Space has not traditionally been a destination for enjoying delicious cuisine. Without gravity to help clear their sinuses, astronauts are left with a dulled sense of taste.
But at BI Norwegian Business School in Oslo, associate professor of marketing Carlos Velasco and his colleagues are working to develop more appetizing meals for space travelers. “Space captured my imagination very early in life and we saw an opportunity to address some of the challenges that space travelers can face,” says Velasco, a specialist in “multi-sensory marketing”. “We want to position food – which is a multi-sensory experience in itself – beyond nutrition.”
Working with academics from the University of Sussex in the UK and Carnegie Mellon University in the US, his BI Norwegian team developed three concepts for use in zero gravity. These include a mixing pod where solid spices are dissolved into the food for flavor and texture; a 3D printer that astronauts can use to make foods that enhance the emotional experience of eating; and small bites with distinct flavors from different cultures or life moments that combine with virtual and augmented reality.
It may seem like a lot of effort for the few lucky enough to travel to space. “But research and development in the space industry often results in innovations that also provide solutions to humanity’s big and small challenges,” says Velasco, citing inventions such as freeze-dried food, home insulation and water purification systems.
Velasco’s menu is still in the design stage, but other European business schools are turning space-age ideas into reality.
At the University of Exeter’s business school in south-west England, Professor Nikita Chiu is launching an undergraduate module on “Space Economics” early next year. “. Open to students from different disciplines and hosted on the university’s Penryn campus, the module will offer a chance to examine past achievements – and missteps – in space. It aims to help students envision a more responsible and sustainable space future, says Chiu, senior lecturer in innovation policy at Exeter and an Ad Astra Distinguished Fellow in Robotic and Outer Space Governance at the University’s Space Engineering Research Center from Southern California.
“There is no other sector more intriguing than space,” says Chiu. “When we look at the stars, we are actually looking into the past, and yet the space sector is all about building for the future.”
The course, she says, will draw on business studies, history of science and technology, engineering and global governance to understand how politics, technology and business intersect to enable space economy.
“For those who are determined to pursue a career in the space sector, I hope they can apply what they have learned with us to inspire positive change, bring new ideas to an established industry and make it more diverse, more responsible and more sustainable,” says Chiu, who is also a mentor for Space4Women, a network organized by the United Nations Office for Outer Space Affairs (UNOOSA).
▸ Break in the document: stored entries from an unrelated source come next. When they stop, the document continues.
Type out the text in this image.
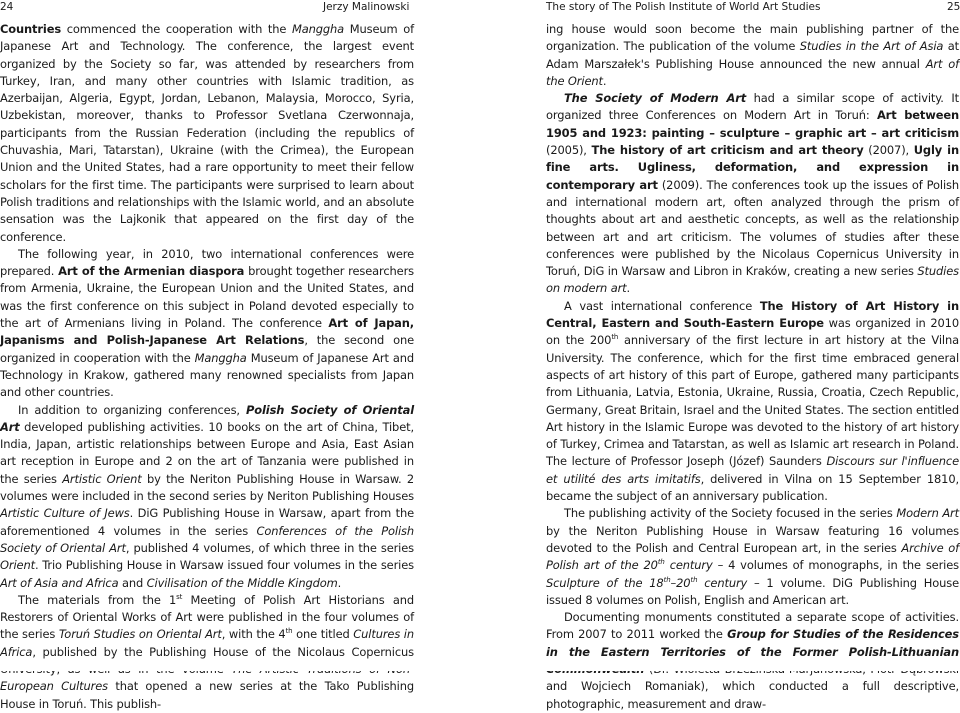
24	Jerzy Malinowski	The story of The Polish Institute of World Art Studies	25

Countries commenced the cooperation with the Manggha Museum of Japanese Art and Technology. The conference, the largest event organized by the Society so far, was attended by researchers from Turkey, Iran, and many other countries with Islamic tradition, as Azerbaijan, Algeria, Egypt, Jordan, Lebanon, Malaysia, Morocco, Syria, Uzbekistan, moreover, thanks to Professor Svetlana Czerwonnaja, participants from the Russian Federation (including the republics of Chuvashia, Mari, Tatarstan), Ukraine (with the Crimea), the European Union and the United States, had a rare opportunity to meet their fellow scholars for the first time. The participants were surprised to learn about Polish traditions and relationships with the Islamic world, and an absolute sensation was the Lajkonik that appeared on the first day of the conference.

The following year, in 2010, two international conferences were prepared. Art of the Armenian diaspora brought together researchers from Armenia, Ukraine, the European Union and the United States, and was the first conference on this subject in Poland devoted especially to the art of Armenians living in Poland. The conference Art of Japan, Japanisms and Polish-Japanese Art Relations, the second one organized in cooperation with the Manggha Museum of Japanese Art and Technology in Krakow, gathered many renowned specialists from Japan and other countries.

In addition to organizing conferences, Polish Society of Oriental Art developed publishing activities. 10 books on the art of China, Tibet, India, Japan, artistic relationships between Europe and Asia, East Asian art reception in Europe and 2 on the art of Tanzania were published in the series Artistic Orient by the Neriton Publishing House in Warsaw. 2 volumes were included in the second series by Neriton Publishing Houses Artistic Culture of Jews. DiG Publishing House in Warsaw, apart from the aforementioned 4 volumes in the series Conferences of the Polish Society of Oriental Art, published 4 volumes, of which three in the series Orient. Trio Publishing House in Warsaw issued four volumes in the series Art of Asia and Africa and Civilisation of the Middle Kingdom.

The materials from the 1st Meeting of Polish Art Historians and Restorers of Oriental Works of Art were published in the four volumes of the series Toruń Studies on Oriental Art, with the 4th one titled Cultures in Africa, published by the Publishing House of the Nicolaus Copernicus European Cultures that opened a new series at the Tako Publishing House in Toruń. This publish-

ing house would soon become the main publishing partner of the organization. The publication of the volume Studies in the Art of Asia at Adam Marszałek's Publishing House announced the new annual Art of the Orient.

The Society of Modern Art had a similar scope of activity. It organized three Conferences on Modern Art in Toruń: Art between 1905 and 1923: painting – sculpture – graphic art – art criticism (2005), The history of art criticism and art theory (2007), Ugly in fine arts. Ugliness, deformation, and expression in contemporary art (2009). The conferences took up the issues of Polish and international modern art, often analyzed through the prism of thoughts about art and aesthetic concepts, as well as the relationship between art and art criticism. The volumes of studies after these conferences were published by the Nicolaus Copernicus University in Toruń, DiG in Warsaw and Libron in Kraków, creating a new series Studies on modern art.

A vast international conference The History of Art History in Central, Eastern and South-Eastern Europe was organized in 2010 on the 200th anniversary of the first lecture in art history at the Vilna University. The conference, which for the first time embraced general aspects of art history of this part of Europe, gathered many participants from Lithuania, Latvia, Estonia, Ukraine, Russia, Croatia, Czech Republic, Germany, Great Britain, Israel and the United States. The section entitled Art history in the Islamic Europe was devoted to the history of art history of Turkey, Crimea and Tatarstan, as well as Islamic art research in Poland. The lecture of Professor Joseph (Józef) Saunders Discours sur l'influence et utilité des arts imitatifs, delivered in Vilna on 15 September 1810, became the subject of an anniversary publication.

The publishing activity of the Society focused in the series Modern Art by the Neriton Publishing House in Warsaw featuring 16 volumes devoted to the Polish and Central European art, in the series Archive of Polish art of the 20th century – 4 volumes of monographs, in the series Sculpture of the 18th–20th century – 1 volume. DiG Publishing House issued 8 volumes on Polish, English and American art.

Documenting monuments constituted a separate scope of activities. From 2007 to 2011 worked the Group for Studies of the Residences in the Eastern Territories of the Former Polish-Lithuanian and Wojciech Romaniak), which conducted a full descriptive, photographic, measurement and draw-
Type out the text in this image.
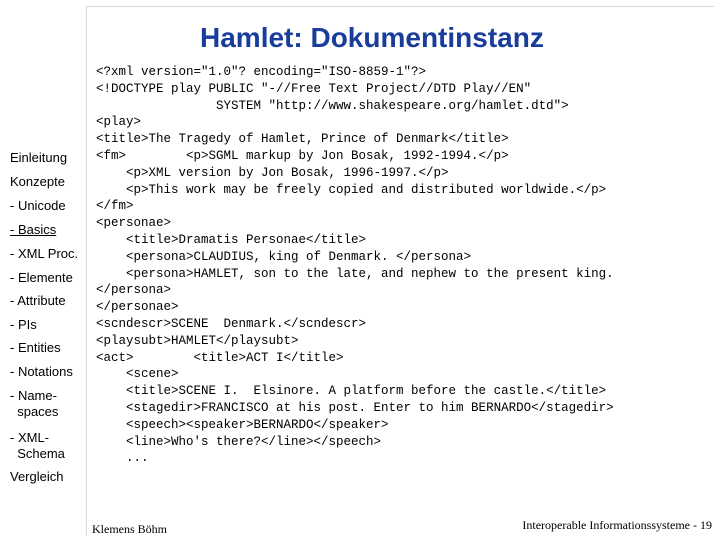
Hamlet: Dokumentinstanz
Einleitung
Konzepte
- Unicode
- Basics
- XML Proc.
- Elemente
- Attribute
- PIs
- Entities
- Notations
- Name-
spaces
- XML-
Schema
Vergleich
<?xml version="1.0"? encoding="ISO-8859-1"?>
<!DOCTYPE play PUBLIC "-//Free Text Project//DTD Play//EN"
SYSTEM "http://www.shakespeare.org/hamlet.dtd">
<play>
<title>The Tragedy of Hamlet, Prince of Denmark</title>
<fm>        <p>SGML markup by Jon Bosak, 1992-1994.</p>
<p>XML version by Jon Bosak, 1996-1997.</p>
<p>This work may be freely copied and distributed worldwide.</p>
</fm>
<personae>
<title>Dramatis Personae</title>
<persona>CLAUDIUS, king of Denmark. </persona>
<persona>HAMLET, son to the late, and nephew to the present king.
</persona>
</personae>
<scndescr>SCENE  Denmark.</scndescr>
<playsubt>HAMLET</playsubt>
<act>        <title>ACT I</title>
<scene>
<title>SCENE I.  Elsinore. A platform before the castle.</title>
<stagedir>FRANCISCO at his post. Enter to him BERNARDO</stagedir>
<speech><speaker>BERNARDO</speaker>
<line>Who's there?</line></speech>
...
Klemens Böhm	Interoperable Informationssysteme - 19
Meanwhile, the first six students recently graduated from Europe’s premier Space for Business programme, an executive education course aimed at space professionals, entrepreneurs and companies looking to grow their businesses. The course is a partnership between the Rotterdam School of Management (RSM) at Erasmus University, the Nova School of Business and Economics in Lisbon, the University of St. Gallen in Switzerland and the European Space Agency.
Space is the new economic frontier, explains program director René Olie, also associate professor of strategic management at RSM. Investment bank Morgan Stanley estimates that the $350 billion global space industry could grow to more than $1 billion by 2040. Yet while many space companies are starting out with big ambitions and ideas , they often lack the knowledge and management skills to develop their business.
“Many in this industry have an engineering background with limited business training,” says Olie. “Another reason to start the program was the rapid changes happening in the industry, which makes it attractive for non-space entrepreneurs and companies to enter the industry, like Elon Musk and Jeff Bezos.”
The three schools began discussing the idea in 2019. On the curriculum, St. Gallen focuses on space environment and space business models, Nova specializes in entrepreneurship and finance, while RSM leads the process scaling, innovation and leadership. The next program will run in early 2024, with plans to expand the cohort to around 15-20 participants.
Space entrepreneurs are also being targeted by HEC Paris, which earlier this year launched a seed funding program within its Creative Destruction Lab incubator. Launched in partnership with Toronto’s Rotman School and Georgia Tech’s Scheller College of Business, the nine-month program accommodates 40 start-ups as it seeks to give scientific space research an entrepreneurial perspective.
But Franz Viehböck is one of the few people who can attest to the rare perspective that space travel brings to life, business and education. Austria’s first, and so far only, astronaut was a lecturer at the Pioneering Short Programs at the Vienna-based WU Executive Academy. He’s worked with NASA and Boeing, and is now chief executive of the steel maker Berndorf Group, whose employees he regularly takes executive training at WU. “The view of Earth from space was overwhelming,” he says. “You no longer see artificial geographical boundaries, but the big picture.
“There is a spirit of optimism in the aerospace industry, which means that with courage and commitment, things can be changed,” he adds. “The innovations are very well received and appreciated, unlike many other sectors. It’s about having the courage to be enterprising and overcome setbacks – it doesn’t necessarily mean having to fly into space yourself.